Google also has a machine learning project dubbed “Magenta Studio”, which includes a collection of music plugins. There are currently x features in Magenta Studio, making the plugins capable of generating notes, adjusting the timing and velocity of an input drum pattern, creating grooves based on the rhythm of any input or merging submitted samples.

Microsoft’s AI music understanding and generation project, “Muzic”, realizes symbolic music understanding, automatic lyrics transcription, song writing, lyric generation, lyric-to-melody generation, melody generation, accompaniment generation, and singing voice synthesis. A lot of the work has been done by researchers at Microsoft Research Asia’s Beijing office.

Chines tech companies such as NetEase, Baidu, ByteDance and Tencent are also joining the AIGC for music field. Earlier this year, NetEase, an internet giant known for its games and music apps, released “Tianyin”, an AI composer and lyric generator service. According to Tianyin’s website, since there is no separate copyright for music composing in Chinese laws, the works generated by Tianyin can be used by users commercially without any additional authorization.

Tencent’s “Music XR Maker System” targets a more niche scenario — according to Dong Zhi, the Head of Computer Vision at Tencent Music Tianqin Lab, the system is capable of providing songs, dances, lip-syncing, expressions, movements, lighting, cinematography, choreography, etc, for digital humans. Such capabilities have been applied to Xiaoqin, a digital human created by Tencent.

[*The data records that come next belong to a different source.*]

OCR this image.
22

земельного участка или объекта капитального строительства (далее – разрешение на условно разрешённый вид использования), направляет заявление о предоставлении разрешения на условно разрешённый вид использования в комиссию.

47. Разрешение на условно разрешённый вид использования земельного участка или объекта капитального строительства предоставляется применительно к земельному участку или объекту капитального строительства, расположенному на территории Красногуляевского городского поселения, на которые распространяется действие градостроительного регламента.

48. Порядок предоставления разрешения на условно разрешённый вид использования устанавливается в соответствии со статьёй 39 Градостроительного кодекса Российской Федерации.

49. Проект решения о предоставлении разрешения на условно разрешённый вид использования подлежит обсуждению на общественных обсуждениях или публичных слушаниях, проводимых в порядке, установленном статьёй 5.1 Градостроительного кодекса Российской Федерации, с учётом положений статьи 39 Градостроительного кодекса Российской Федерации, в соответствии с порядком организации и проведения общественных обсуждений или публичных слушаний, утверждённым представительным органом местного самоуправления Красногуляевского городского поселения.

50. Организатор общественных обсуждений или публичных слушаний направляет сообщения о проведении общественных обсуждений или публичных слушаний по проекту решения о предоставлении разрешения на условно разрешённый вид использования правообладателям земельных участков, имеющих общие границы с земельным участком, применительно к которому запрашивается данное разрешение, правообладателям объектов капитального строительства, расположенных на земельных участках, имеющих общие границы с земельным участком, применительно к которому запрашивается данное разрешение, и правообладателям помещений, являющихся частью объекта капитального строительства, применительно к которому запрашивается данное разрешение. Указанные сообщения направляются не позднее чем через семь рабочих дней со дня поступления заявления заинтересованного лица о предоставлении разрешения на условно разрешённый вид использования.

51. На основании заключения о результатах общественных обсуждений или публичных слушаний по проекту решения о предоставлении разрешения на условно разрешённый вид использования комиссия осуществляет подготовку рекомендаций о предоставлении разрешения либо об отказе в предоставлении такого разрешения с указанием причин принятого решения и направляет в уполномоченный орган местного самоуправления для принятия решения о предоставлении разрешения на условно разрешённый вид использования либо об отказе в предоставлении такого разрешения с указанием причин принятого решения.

Baidu has been tapping into the AIGC field for several years now, and had once stunned users with its image-to-music AI composer in 2016. The company now focuses on digital humans, and the accompanying AIGC features, which included music and lyrics.

ByteDance, who owns viral social app TikTok, bought its way into the AI music world. The company acquired Jukedeck, a British firm focusing on AI composing, in 2019. Notably, Jukedeck’s co-founder and CEO Ed Newton-Rex, who joined TikTok’s AI Lab at the time recently found a role at Stability AI, the company behind Stable Diffusion. “Generative AI is no longer a moonshot. It works, and it’s here to stay,” said Newton-Rex on LinkedIn.

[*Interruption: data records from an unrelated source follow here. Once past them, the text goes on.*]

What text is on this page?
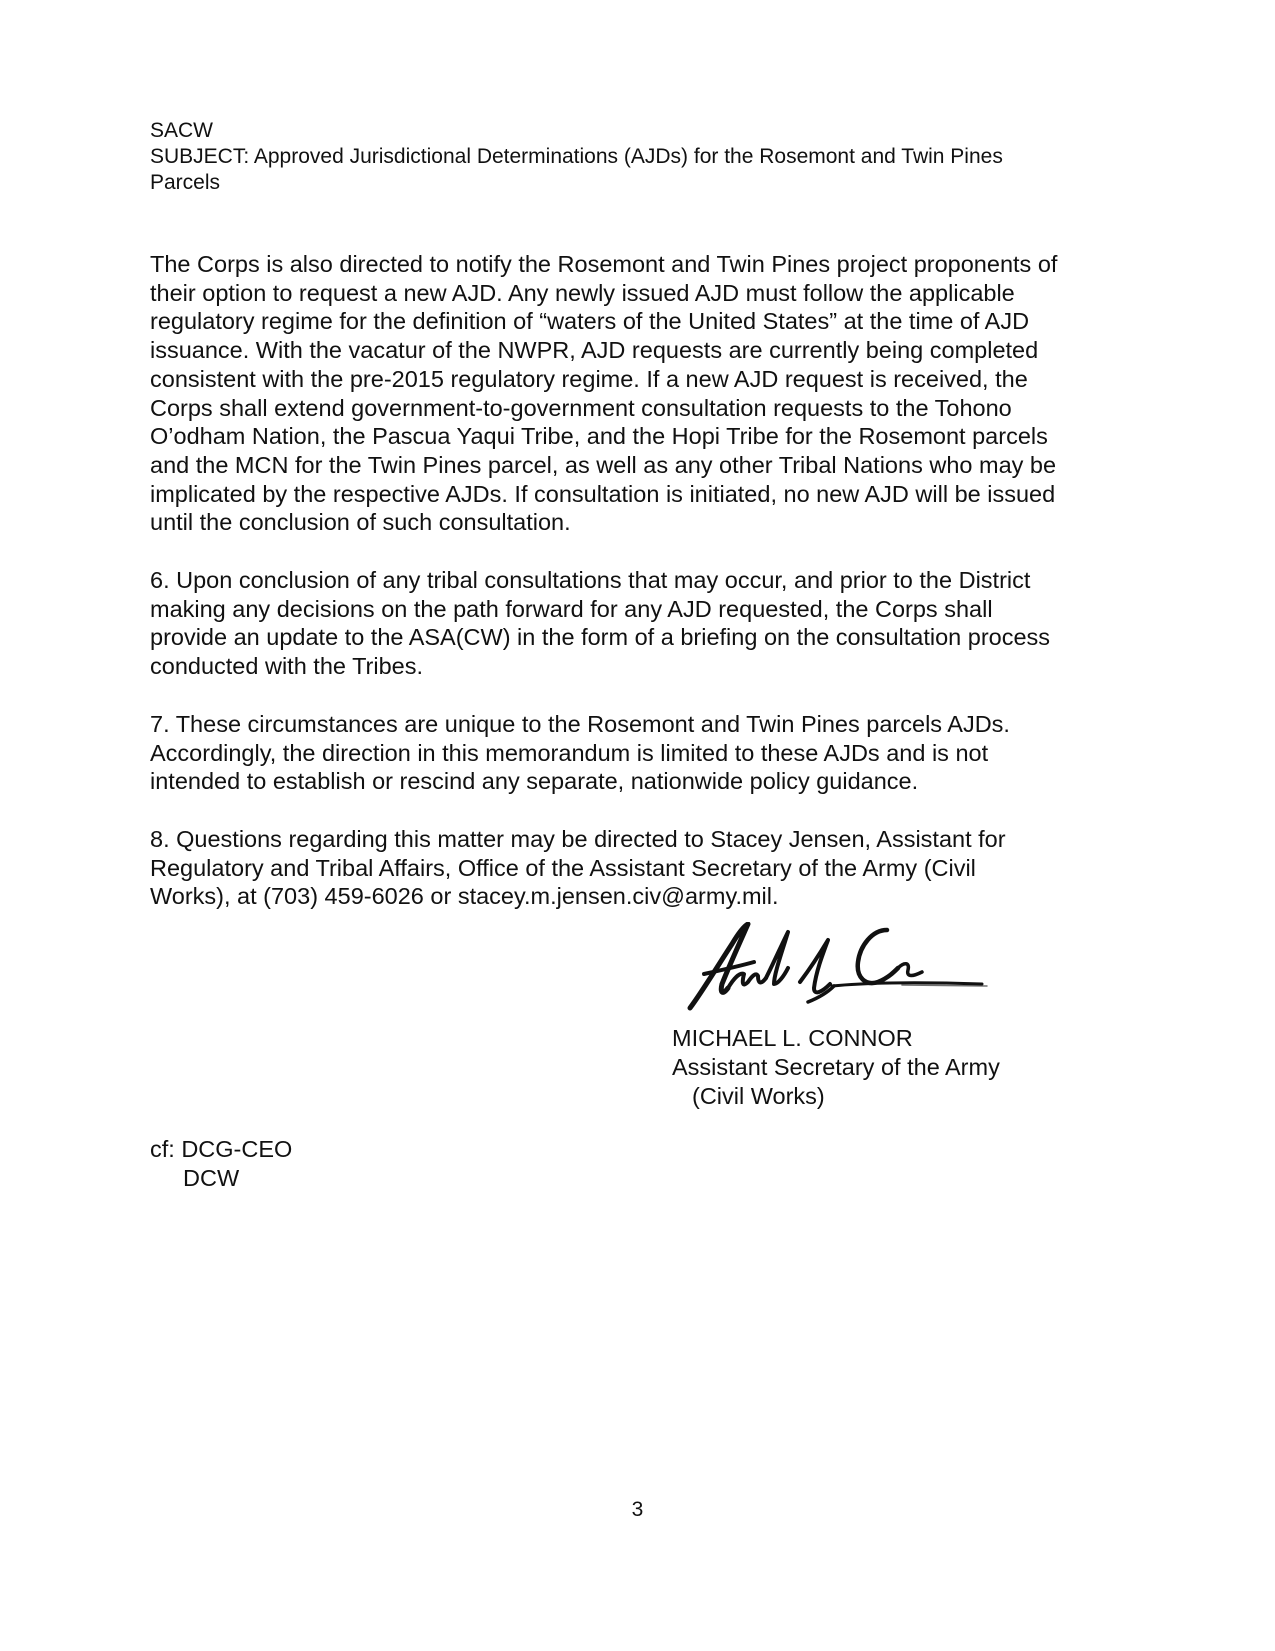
SACW
SUBJECT: Approved Jurisdictional Determinations (AJDs) for the Rosemont and Twin Pines
Parcels

The Corps is also directed to notify the Rosemont and Twin Pines project proponents of
their option to request a new AJD. Any newly issued AJD must follow the applicable
regulatory regime for the definition of “waters of the United States” at the time of AJD
issuance. With the vacatur of the NWPR, AJD requests are currently being completed
consistent with the pre-2015 regulatory regime. If a new AJD request is received, the
Corps shall extend government-to-government consultation requests to the Tohono
O’odham Nation, the Pascua Yaqui Tribe, and the Hopi Tribe for the Rosemont parcels
and the MCN for the Twin Pines parcel, as well as any other Tribal Nations who may be
implicated by the respective AJDs. If consultation is initiated, no new AJD will be issued
until the conclusion of such consultation.

6. Upon conclusion of any tribal consultations that may occur, and prior to the District
making any decisions on the path forward for any AJD requested, the Corps shall
provide an update to the ASA(CW) in the form of a briefing on the consultation process
conducted with the Tribes.

7. These circumstances are unique to the Rosemont and Twin Pines parcels AJDs.
Accordingly, the direction in this memorandum is limited to these AJDs and is not
intended to establish or rescind any separate, nationwide policy guidance.

8. Questions regarding this matter may be directed to Stacey Jensen, Assistant for
Regulatory and Tribal Affairs, Office of the Assistant Secretary of the Army (Civil
Works), at (703) 459-6026 or stacey.m.jensen.civ@army.mil.

MICHAEL L. CONNOR
Assistant Secretary of the Army
(Civil Works)
cf: DCG-CEO
DCW
3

According to Q-Bit, a tech media, AIGC's startups and commercial rollout plans will continue to increase in the next 2-3 years, and the market size will potentially exceed one trillion RMB by 2030. Let’s hope Newton-Rex is right, that Generative AI, after years of brewing, is finally seeing explosive growth in terms of technological advancement, demand and applications. 

In China, AI composing technology has been brewing for some time, but the market penetration and overall popularity seems to be relatively low, which can be attributed to the rather infantile performance and functions, or low demand from the consumer market. For musicians who have professional creative ability, lyric writing or song writing is a way to express and communicate their personal emotions, so when AI took over, their expressions would lose their meanings. AI music tools could be used to inspire, not replace musicians, especially when they need an efficient and simple way of arranging and producing.  

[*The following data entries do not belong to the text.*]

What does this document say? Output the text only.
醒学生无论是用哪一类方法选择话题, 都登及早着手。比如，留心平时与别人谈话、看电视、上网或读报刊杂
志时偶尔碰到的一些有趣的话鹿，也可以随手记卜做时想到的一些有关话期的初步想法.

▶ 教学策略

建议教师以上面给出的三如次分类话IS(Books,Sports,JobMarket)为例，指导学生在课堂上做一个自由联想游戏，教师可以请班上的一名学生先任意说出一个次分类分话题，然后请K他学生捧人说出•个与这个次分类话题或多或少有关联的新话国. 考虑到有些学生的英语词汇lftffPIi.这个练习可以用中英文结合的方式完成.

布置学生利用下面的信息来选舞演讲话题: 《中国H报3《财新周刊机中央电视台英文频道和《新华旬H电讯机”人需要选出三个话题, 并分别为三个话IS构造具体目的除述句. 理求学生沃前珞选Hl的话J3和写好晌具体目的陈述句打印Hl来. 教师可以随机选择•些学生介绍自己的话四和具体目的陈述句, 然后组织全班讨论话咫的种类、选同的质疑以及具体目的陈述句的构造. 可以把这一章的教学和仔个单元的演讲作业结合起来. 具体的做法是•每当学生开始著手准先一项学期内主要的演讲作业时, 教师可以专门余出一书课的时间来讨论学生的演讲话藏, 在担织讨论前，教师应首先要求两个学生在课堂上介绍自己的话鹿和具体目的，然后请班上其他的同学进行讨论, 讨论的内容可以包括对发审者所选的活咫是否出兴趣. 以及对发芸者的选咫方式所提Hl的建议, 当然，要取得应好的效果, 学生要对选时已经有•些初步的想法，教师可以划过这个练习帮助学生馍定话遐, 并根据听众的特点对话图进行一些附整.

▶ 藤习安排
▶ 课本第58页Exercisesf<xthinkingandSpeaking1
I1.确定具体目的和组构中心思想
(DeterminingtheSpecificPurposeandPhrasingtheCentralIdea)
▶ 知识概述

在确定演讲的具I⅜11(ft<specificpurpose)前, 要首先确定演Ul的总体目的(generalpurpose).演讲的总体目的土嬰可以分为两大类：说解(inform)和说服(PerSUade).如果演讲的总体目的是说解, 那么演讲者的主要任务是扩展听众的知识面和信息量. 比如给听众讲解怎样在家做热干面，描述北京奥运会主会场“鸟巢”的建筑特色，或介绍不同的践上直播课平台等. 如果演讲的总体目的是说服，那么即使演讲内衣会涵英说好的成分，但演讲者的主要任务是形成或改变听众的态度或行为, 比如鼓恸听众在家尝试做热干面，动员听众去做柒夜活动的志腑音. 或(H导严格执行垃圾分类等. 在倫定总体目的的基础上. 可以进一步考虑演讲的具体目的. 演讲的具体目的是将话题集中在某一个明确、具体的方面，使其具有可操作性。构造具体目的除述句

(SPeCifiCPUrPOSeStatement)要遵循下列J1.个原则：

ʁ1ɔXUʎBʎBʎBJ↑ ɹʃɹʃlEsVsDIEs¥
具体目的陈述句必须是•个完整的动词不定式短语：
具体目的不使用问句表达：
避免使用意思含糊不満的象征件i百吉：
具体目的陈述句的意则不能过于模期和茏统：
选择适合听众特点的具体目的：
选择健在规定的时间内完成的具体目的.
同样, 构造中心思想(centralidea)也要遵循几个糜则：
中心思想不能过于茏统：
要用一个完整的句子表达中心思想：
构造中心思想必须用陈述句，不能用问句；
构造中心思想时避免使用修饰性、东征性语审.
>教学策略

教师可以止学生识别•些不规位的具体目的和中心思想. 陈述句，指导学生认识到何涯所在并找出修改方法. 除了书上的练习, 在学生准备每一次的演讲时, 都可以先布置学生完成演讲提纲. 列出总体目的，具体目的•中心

To put AI music in the context of a more viral AI field, AI composing, along with other AI music capabilities, are more like assisted driving rather than autonomous driving. They assist musicians by helping them automate their work flows, get inspirations, or roll the dice like Mozart. Human creators are still at the center of the whole process. For example, Mubert API buys sounds created by musicians for their AI composer to use. AI music, at least at its current stage, can not be done without the help of human contributors. 

Furthermore, since AI composers fundamentally learn from mainstream music works, it is questionable how far it has to go to generate something truly generic and has true artistic value, instead of just catering to the ears of the audience. Like a user who experienced AI composing pointed out, without creativity, music are just disposable.